The shift has been years in the making. Cisco acquired Splunk in 2024 for $28 billion, signaling a pivot toward data and AI-driven operations. Splunk's observability and security capabilities now form the analytical backbone of Cisco's AI platform. Meanwhile, Cisco has invested heavily in its own AI infrastructure, including custom silicon for networking (Silicon One) and partnerships with NVIDIA to optimize GPU clusters. The company's 'AI-first' vision, outlined by CEO Chuck Robbins, aims to turn Cisco into a trusted orchestrator of enterprise AI—handling everything from data center networking to edge inference to collaboration endpoints.

At Cisco Live 2026, the company demonstrated how Webex—used by over 300 million users monthly—integrates natively with Cisco's AI platform. New features include AI-powered meeting summaries that leverage the same data pipeline as Cisco's security and network analytics, real-time language translation running on Cisco's distributed inference nodes, and automated meeting follow-ups triggered by network latency or user sentiment detection. Cisco also launched 'AI Assist for Webex,' a copilot that uses the company's larger AI model (Cisco Brain) to summarize emails, transcribe voice messages, and prioritize notifications across devices.

Industry analysts point out that Cisco's move is defensive as well as offensive. As Microsoft and Zoom embed generative AI into their collaboration tools, and as hyperscalers like AWS and Azure offer competing AI infrastructure, Cisco needs to differentiate. By coupling collaboration with a full-stack AI platform—including networking, security, and observability—Cisco can offer enterprises a lower-total-cost, higher-trust alternative to fragmented multicloud approaches. 'Cisco is trying to become the single pane of glass for enterprise AI, and collaboration is the most visible application,' said an analyst from Gartner.

Looking ahead, Cisco plans to roll out its AI platform in phases throughout 2027, starting with data center networking and extending to edge and collaboration. Key milestones include deeper integration with Google Cloud and Microsoft Azure for hybrid AI workloads, and the release of an open API set for third-party AI applications. If successful, Cisco could redefine enterprise IT architecture—making AI not just an application layer, but a pervasive fabric managed by a single, trusted vendor. The stakes are high: enterprise AI spending is expected to exceed $200 billion by 2028, and Cisco is betting its future on owning the control plane.

Frequently Asked Questions

Cisco is repositioning as the control plane for enterprise AI infrastructure, integrating networking, security, observability, and collaboration into a single platform. The strategy leverages acquisitions like Splunk and deep integrations with Webex to offer a unified alternative to fragmented multicloud approaches.

At Cisco Live 2026, the company folded Webex into its AI platform as a core component.
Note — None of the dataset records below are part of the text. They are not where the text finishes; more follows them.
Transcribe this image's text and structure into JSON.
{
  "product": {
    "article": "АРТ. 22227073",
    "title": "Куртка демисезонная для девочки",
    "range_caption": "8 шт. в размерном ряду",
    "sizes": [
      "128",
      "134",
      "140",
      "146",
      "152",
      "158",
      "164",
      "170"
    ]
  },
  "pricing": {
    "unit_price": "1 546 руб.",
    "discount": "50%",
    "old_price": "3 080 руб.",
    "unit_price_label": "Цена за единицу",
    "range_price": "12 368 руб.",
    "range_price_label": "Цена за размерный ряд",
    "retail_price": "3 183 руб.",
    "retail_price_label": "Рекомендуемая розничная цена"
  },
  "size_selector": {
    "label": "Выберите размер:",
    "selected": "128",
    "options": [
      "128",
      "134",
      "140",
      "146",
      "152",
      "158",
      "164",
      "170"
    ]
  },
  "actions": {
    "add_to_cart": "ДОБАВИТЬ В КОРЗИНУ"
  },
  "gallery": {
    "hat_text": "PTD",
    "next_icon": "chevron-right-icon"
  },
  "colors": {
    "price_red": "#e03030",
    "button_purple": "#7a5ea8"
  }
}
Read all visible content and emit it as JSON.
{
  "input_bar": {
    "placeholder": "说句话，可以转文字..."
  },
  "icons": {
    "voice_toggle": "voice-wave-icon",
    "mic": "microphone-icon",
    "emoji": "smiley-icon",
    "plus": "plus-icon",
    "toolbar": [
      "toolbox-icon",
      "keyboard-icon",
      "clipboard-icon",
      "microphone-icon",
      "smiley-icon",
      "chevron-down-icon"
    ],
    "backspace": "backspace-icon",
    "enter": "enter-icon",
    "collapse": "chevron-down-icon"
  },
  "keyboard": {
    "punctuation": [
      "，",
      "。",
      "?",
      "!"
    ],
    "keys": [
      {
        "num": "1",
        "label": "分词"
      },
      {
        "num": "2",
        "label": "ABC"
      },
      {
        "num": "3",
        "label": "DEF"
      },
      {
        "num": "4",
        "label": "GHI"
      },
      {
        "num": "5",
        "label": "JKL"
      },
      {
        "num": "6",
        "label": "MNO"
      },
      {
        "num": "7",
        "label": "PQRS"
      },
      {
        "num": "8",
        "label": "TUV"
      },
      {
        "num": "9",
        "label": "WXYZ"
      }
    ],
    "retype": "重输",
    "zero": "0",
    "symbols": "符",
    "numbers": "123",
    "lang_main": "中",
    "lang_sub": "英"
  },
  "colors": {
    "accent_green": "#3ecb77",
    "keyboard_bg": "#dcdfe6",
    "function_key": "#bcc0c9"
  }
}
New AI features include real-time translation, meeting summaries via Cisco Brain, and automated follow-ups that draw on network analytics and security data.
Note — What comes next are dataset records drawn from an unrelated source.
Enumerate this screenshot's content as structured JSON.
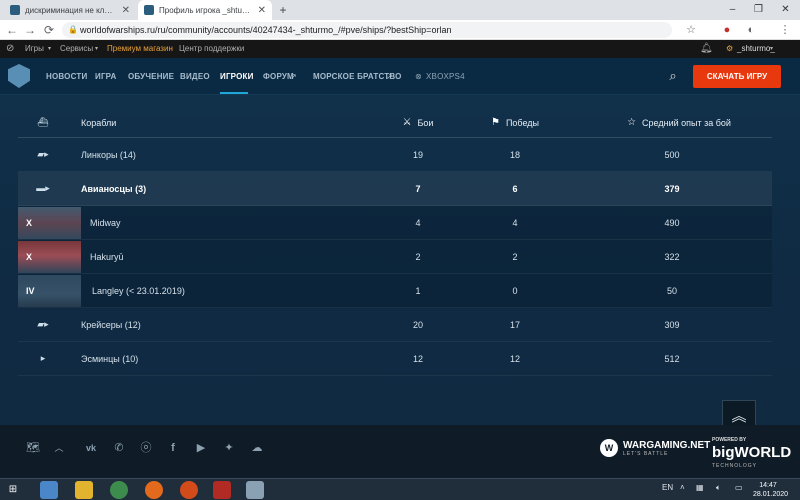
{
  "browser": {
    "tabs": [
      {
        "title": "дискриминация не клановых игроков",
        "active": false
      },
      {
        "title": "Профиль игрока _shturmo_ | World of Warships",
        "active": true
      }
    ],
    "new_tab_symbol": "+",
    "window_controls": [
      "–",
      "❐",
      "✕"
    ],
    "url": "worldofwarships.ru/ru/community/accounts/40247434-_shturmo_/#pve/ships/?bestShip=orlan"
  },
  "portal": {
    "games_label": "Игры",
    "services_label": "Сервисы",
    "premium_label": "Премиум магазин",
    "support_label": "Центр поддержки",
    "username": "_shturmo_"
  },
  "mainnav": {
    "items": [
      "НОВОСТИ",
      "ИГРА",
      "ОБУЧЕНИЕ",
      "ВИДЕО",
      "ИГРОКИ",
      "ФОРУМ",
      "МОРСКОЕ БРАТСТВО"
    ],
    "active_index": 4,
    "platforms": [
      "XBOX",
      "PS4"
    ],
    "download_label": "СКАЧАТЬ ИГРУ"
  },
  "table": {
    "headers": {
      "ships": "Корабли",
      "battles": "Бои",
      "wins": "Победы",
      "avg_xp": "Средний опыт за бой"
    },
    "rows": [
      {
        "icon": "▰▸",
        "name": "Линкоры (14)",
        "battles": "19",
        "wins": "18",
        "avg_xp": "500"
      },
      {
        "icon": "▬▸",
        "name": "Авианосцы (3)",
        "battles": "7",
        "wins": "6",
        "avg_xp": "379"
      },
      {
        "tier": "X",
        "name": "Midway",
        "battles": "4",
        "wins": "4",
        "avg_xp": "490"
      },
      {
        "tier": "X",
        "name": "Hakuryū",
        "battles": "2",
        "wins": "2",
        "avg_xp": "322"
      },
      {
        "tier": "IV",
        "name": "Langley (< 23.01.2019)",
        "battles": "1",
        "wins": "0",
        "avg_xp": "50"
      },
      {
        "icon": "▰▸",
        "name": "Крейсеры (12)",
        "battles": "20",
        "wins": "17",
        "avg_xp": "309"
      },
      {
        "icon": "▸",
        "name": "Эсминцы (10)",
        "battles": "12",
        "wins": "12",
        "avg_xp": "512"
      }
    ]
  },
  "footer": {
    "wargaming_name": "WARGAMING.NET",
    "wargaming_slogan": "LET'S BATTLE",
    "bigworld_powered": "POWERED BY",
    "bigworld_name": "bigWORLD",
    "bigworld_tech": "TECHNOLOGY"
  },
  "taskbar": {
    "lang": "EN",
    "time": "14:47",
    "date": "28.01.2020"
  },
  "colors": {
    "accent": "#e8380e",
    "active_underline": "#1fa5d8"
  }
}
The 'one Cisco' strategy is a company-wide initiative to break down silos between product lines—networking, security, collaboration, observability—and offer them as a unified, AI-optimized platform. It aims to simplify enterprise IT management and reduce total cost of ownership.
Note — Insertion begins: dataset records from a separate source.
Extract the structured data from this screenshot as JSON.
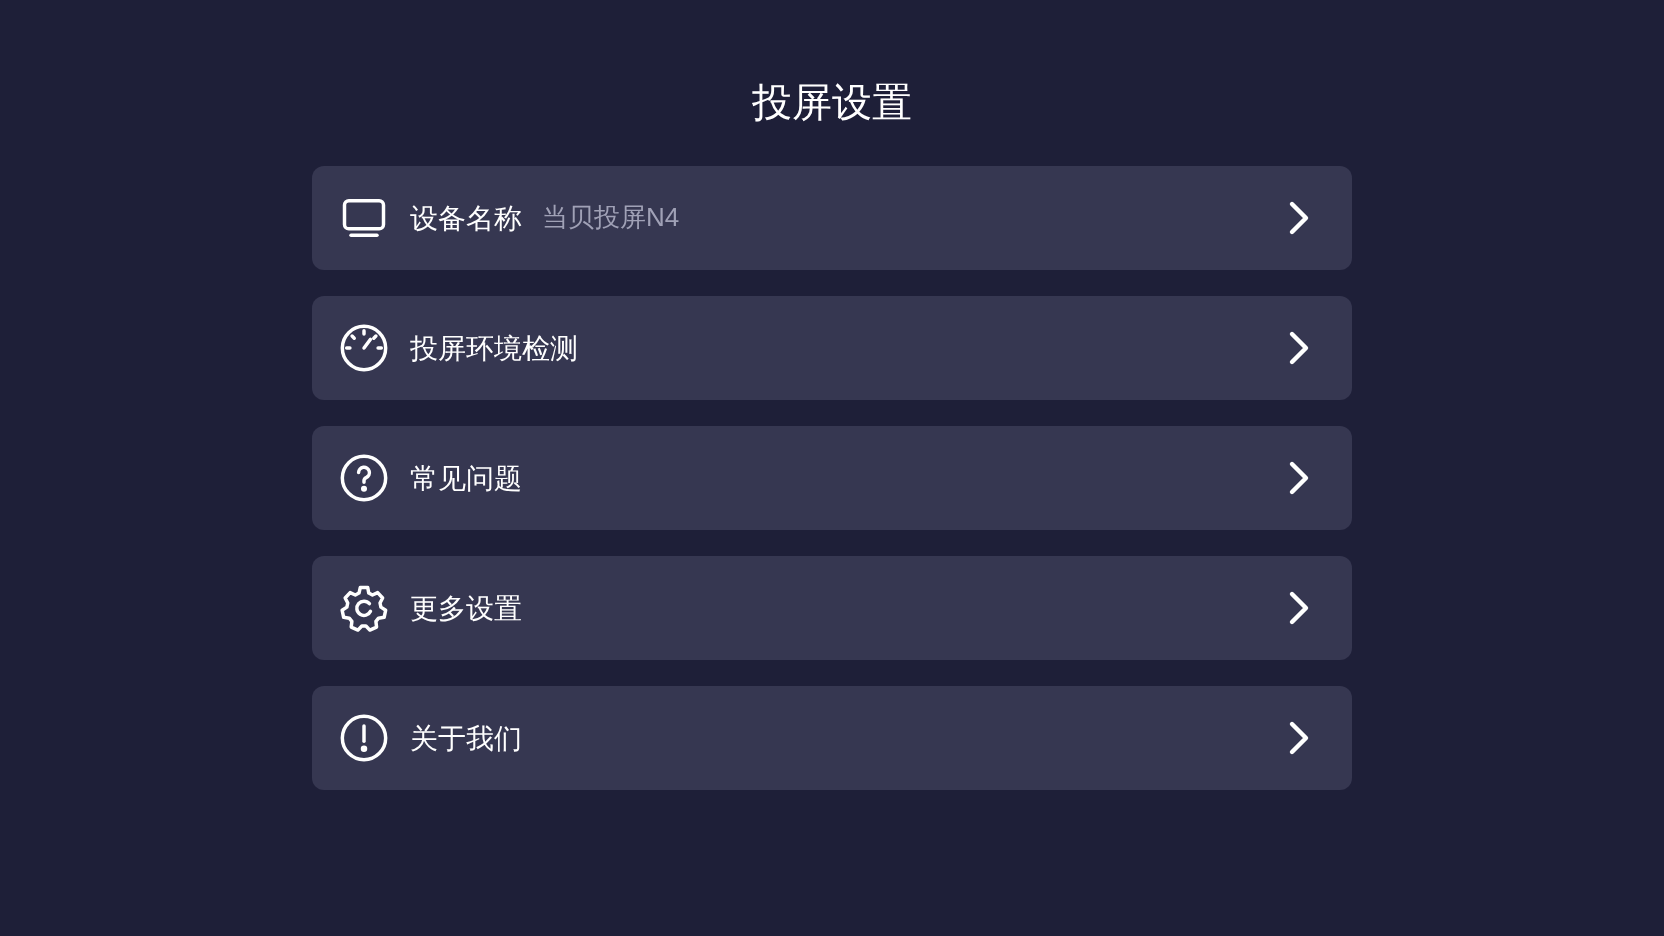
{
  "title": "投屏设置",
  "items": [
    {
      "kind": "tv",
      "label": "设备名称",
      "value": "当贝投屏N4"
    },
    {
      "kind": "gauge",
      "label": "投屏环境检测"
    },
    {
      "kind": "help",
      "label": "常见问题"
    },
    {
      "kind": "gear",
      "label": "更多设置"
    },
    {
      "kind": "info",
      "label": "关于我们"
    }
  ]
}
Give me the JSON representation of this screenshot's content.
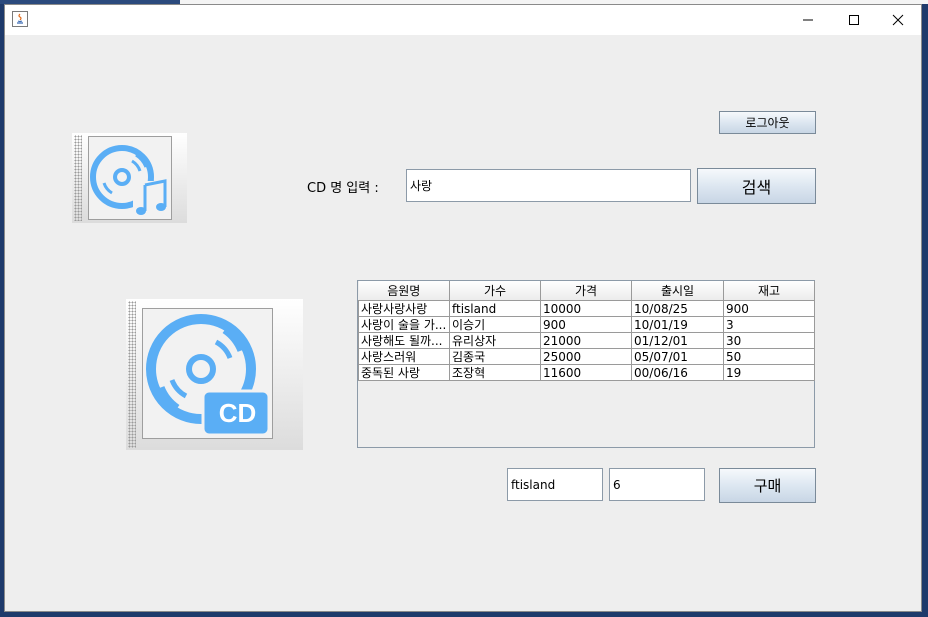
{
  "window": {
    "title": ""
  },
  "colors": {
    "accent": "#5aaef5",
    "button_gradient_bottom": "#c8d6e5"
  },
  "header": {
    "logout_label": "로그아웃",
    "search_label": "CD 명 입력 :",
    "search_value": "사랑",
    "search_button_label": "검색"
  },
  "images": {
    "music_icon": "music-cd-icon",
    "cd_icon": "cd-icon",
    "cd_badge_text": "CD"
  },
  "table": {
    "columns": [
      "음원명",
      "가수",
      "가격",
      "출시일",
      "재고"
    ],
    "rows": [
      [
        "사랑사랑사랑",
        "ftisland",
        "10000",
        "10/08/25",
        "900"
      ],
      [
        "사랑이 술을 가...",
        "이승기",
        "900",
        "10/01/19",
        "3"
      ],
      [
        "사랑해도 될까...",
        "유리상자",
        "21000",
        "01/12/01",
        "30"
      ],
      [
        "사랑스러워",
        "김종국",
        "25000",
        "05/07/01",
        "50"
      ],
      [
        "중독된 사랑",
        "조장혁",
        "11600",
        "00/06/16",
        "19"
      ]
    ]
  },
  "purchase": {
    "singer_value": "ftisland",
    "quantity_value": "6",
    "buy_button_label": "구매"
  }
}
Cisco differentiates by offering collaboration as part of a full-stack AI platform that includes networking and security. This provides enterprises with a single vendor for AI infrastructure, potentially lowering complexity and cost compared to using separate solutions from Microsoft, Zoom, and hyperscalers.

Splunk, acquired by Cisco in 2024, provides the observability and security analytics layer for the AI platform. Its data ingestion and machine learning capabilities enable real-time network monitoring, threat detection, and AI model performance tracking across Cisco's entire portfolio.

Cisco plans to roll out its AI platform in phases starting in 2027, beginning with data center networking and expanding to edge and collaboration. The company will also release open APIs for third-party AI applications.